At breakfast-time the lad came to the house of his mother and father, but no one recognized him. And he remained three months, and always ate his alms at their house. And when residence was over, he announced to them that he was about to depart.

Then said his mother and father, “Reverend sir, you can go on the morrow.” And the next day they fed him in their house, and then filled up a measure of sesamum oil and gave it to him, and also a lump of sugar, and nine cubits’ length of cloth, and said, “You can go now, reverend sir.” And he returned thanks, and set out in the direction of Rohana.

And his preceptor, after the solemnity of inviting criticism, was coming in the opposite direction, and met him in the place where they had met before. The lad performed his respectful duties to the elder at the foot of a certain tree. Then said the elder,

“Well, my friend, did you see the lay woman?”

“Yes, reverend sir,” said he in reply, and told him all the news.

And having anointed the feet of the elder with the sesamum oil, and made him a drink with the lump of sugar, and given him the cloth, he did obeisance before him and saying, “Reverend sir, Rohana is the place for me,” he departed on his way.

The elder came to the monastery, and on the next day entered the village of Korandaka. And the lay woman, who was always looking up the road, and saying, “Now, now my brother is coming with my son,” saw him approaching alone, and fell at his feet, and wept, and lamented, saying, “My son, methinks, must be dead, inasmuch as the elder comes alone.”

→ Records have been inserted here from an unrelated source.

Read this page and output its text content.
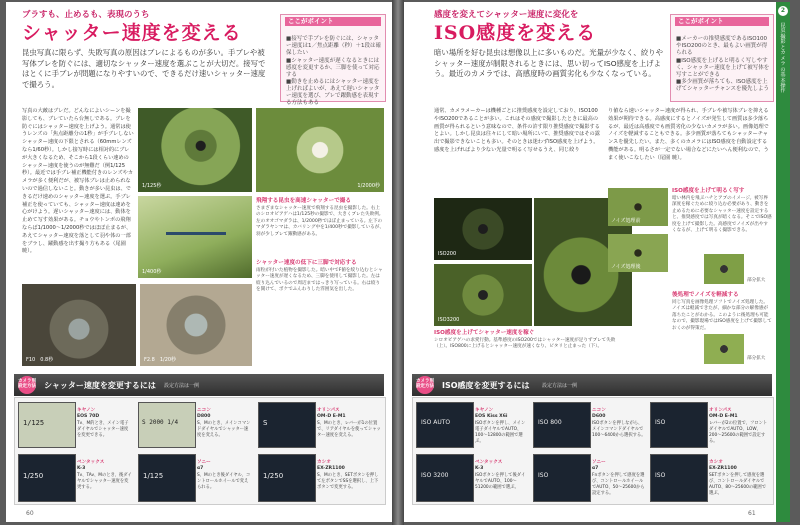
ブラすも、止めるも、表現のうち

シャッター速度を変える

昆虫写真に限らず、失敗写真の原因はブレによるものが多い。手ブレや被写体ブレを防ぐには、適切なシャッター速度を選ぶことが大切だ。接写ではとくに手ブレが問題になりやすいので、できるだけ速いシャッター速度で撮ろう。

ここがポイント

■接写で手ブレを防ぐには、シャッター速度は1／焦点距離（秒）＋1段は確保したい

■シャッター速度が遅くなるときには感度を変更するか、三脚を使って対応する

■動きを止めるにはシャッター速度を上げればよいが、あえて遅いシャッター速度を選び、ブレで躍動感を表現する方法もある

写真の大敵はブレだ。どんなによいシーンを撮影しても、ブレていたら台無しである。ブレを防ぐにはシャッター速度を上げよう。通常は使うレンズの「焦点距離分の1秒」が手ブレしないシャッター速度の下限とされる（60mmレンズなら1/60秒）。しかし接写時には相対的にブレが大きくなるため、そこから1段くらい速めのシャッター速度を使うのが無難だ（例1/125秒）。最近では手ブレ補正機能付きのレンズやカメラが多く便利だが、被写体ブレは止められないので過信しないこと。動きが多い昆虫は、できるだけ速めのシャッター速度を選ぶ。手ブレ補正を使っていても、シャッター速度は速めを心がけよう。遅いシャッター速度には、動体を止めて写す効果がある。チョウやトンボの飛翔ならば1/1000〜1/2000秒ではほぼ止まるが、あえてシャッター速度を落として羽や体の一部をブラし、躍動感を出す撮り方もある（尾園 暁）。

1/125秒	1/2000秒
1/400秒

飛翔する昆虫を高速シャッターで撮る

さまざまなシャッター速度で飛翔する昆虫を撮影した。右上のシロオビアゲハは1/125秒の撮影で、大きくブレた失敗例。左のオオゴマダラは、1/2000秒でほぼ止まっている。左下のマダラヤンマは、カバリング中を1/400秒で撮影しているが、羽が少しブレて躍動感がある。

シャッター速度の低下に三脚で対応する

雨粒が付いた植物を撮影した。暗い中でF値を絞り込むとシャッター速度が遅くなるため、三脚を使用して撮影した。左は絞り込んでいるので周辺まではっきり写っている。右は絞りを開けて、ボケでふんわりした雰囲気を出した。

F10　0.8秒	F2.8　1/20秒
カメラ別設定方法 シャッター速度を変更するには 設定方法は一例
1/125

キヤノン

EOS 70D

Tv、M的とき、メイン電子ダイヤルでシャッター速度を変更できる。

S 2000 1/4

ニコン

D800

S、Mのとき、メインコマンドダイヤルでシャッター速度を変える。

S

オリンパス

OM-D E-M1

S、Mのとき、レバーが1の位置で、リアダイヤルを使ってシャッター速度を変える。

1/250

ペンタックス

K-3

Tv、TAv、Mのとき、後ダイヤルでシャッター速度を変更する。

1/125

ソニー

α7

S、Mのとき後ダイヤル、コントロールホイールで変えられる。

1/250

カシオ

EX-ZR1100

S、Mのとき、SETボタンを押して左ボタンでSSを選択し、上下ボタンで変更する。

60

感度を変えてシャッター速度に変化を

ISO感度を変える

暗い場所を好む昆虫は想像以上に多いものだ。光量が少なく、絞りやシャッター速度が制限されるときには、思い切ってISO感度を上げよう。最近のカメラでは、高感度時の画質劣化も少なくなっている。

ここがポイント

■メーカーの推奨感度であるISO100やISO200のとき、最もよい画質が得られる

■ISO感度を上げると明るく写しやすく、シャッター速度を上げて被写体を写すことができる

■多少画質が落ちても、ISO感度を上げてシャッターチャンスを優先しよう

通常、カメラメーカーは機種ごとに推奨感度を設定しており、ISO100やISO200であることが多い。これはその感度で撮影したときに最高の画質が得られるという意味なので、条件の許す限り推奨感度で撮影するとよい。しかし昆虫は往々にして暗い場所にいて、推奨感度ではその露出で撮影できないことも多い。そのときは迷わずISO感度を上げよう。感度を上げればより少ない光量で明るく写せるうえ、同じ絞り

り値なら速いシャッター速度が得られ、手ブレや被写体ブレを抑える効果が期待できる。高感度にするとノイズが発生して画質は多少落ちるが、最近は高感度でも画質劣化の少ないカメラが多い。画像処理でノイズを軽減することもできる。多少画質が落ちてもシャッターチャンスを優先したい。また、多くのカメラにはISO感度を自動設定する機能がある。明るさが一定でない場合などにたいへん便利なので、うまく使いこなしたい（尾園 暁）。

ISO200
ISO3200

ISO感度を上げてシャッター速度を稼ぐ

シロオビアゲハの求愛行動。基準感度のISO200ではシャッター速度が足りずブレて失敗（上）。ISO800に上げるとシャッター速度が速くなり、ピタリと止まった（下）。

ノイズ処理前
ノイズ処理後

ISO感度を上げて明るく写す

暗い林内を飛ぶハチとアブのイメージ。被写界深度を稼ぐために絞り込む必要があり、動きを止めるために必要なシャッター速度を設定すると、推奨感度では写真が暗くなる。そこでISO感度を上げて撮影した。高感度でノイズが出やすくなるが、上げて明るく撮影できる。

部分拡大

後処理でノイズを軽減する

同じ写真を画像処理ソフトでノイズ処理した。ノイズは軽減できたが、細かな部分の解像感が落ちたことがわかる。このように後処理も可能なので、撮影現場ではISO感度を上げて撮影しておくのが得策だ。

部分拡大
カメラ別設定方法 ISO感度を変更するには 設定方法は一例
ISO AUTO

キヤノン

EOS Kiss X6i

ISOボタンを押し、メイン電子ダイヤルでAUTO、100〜12800の範囲で選ぶ。

ISO 800

ニコン

D600

ISOボタンを押しながら、メインコマンドダイヤルで100〜6400から選択する。

ISO

オリンパス

OM-D E-M1

レバーが2の位置で、フロントダイヤルでAUTO、LOW、200〜25600の範囲で設定する。

ISO 3200

ペンタックス

K-3

ISOボタンを押して後ダイヤルでAUTO、100〜51200の範囲で選ぶ。

ISO

ソニー

α7

Fnボタンを押して感度を選び、コントロールホイールでAUTO、50〜25600から設定する。

ISO

カシオ

EX-ZR1100

SETボタンを押して感度を選び、コントロールダイヤルでAUTO、80〜25600の範囲で選ぶ。

2
昆虫撮影とカメラの基本操作
61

Then thought the elder, “Surely, the lad, through the moderateness of his passions, must have gone away without announcing himself.” And he comforted her, and told her the whole story, and drawing forth the cloth from the scrip in which he carried his bowl, he showed it to her.

The lay woman was pleased, and lying prostrate, with her face in the direction in which her son had gone, she worshiped, saying,

“Methinks The Blessed One must have had in mind a body of priests like my son when he preached the relay course of conduct, the Nlaka course of conduct, the tuvattaka course of conduct, and the course of conduct customary with the great saints, showing how to take delight in the cultivation of content with the four reliances. This man ate for three months in the house of the mother who bore him, and never said, ‘I am thy son, and thou art my mother.’ O the wonderful man!”

For such a one mother and father are no hindrances, much less any other lay devotees.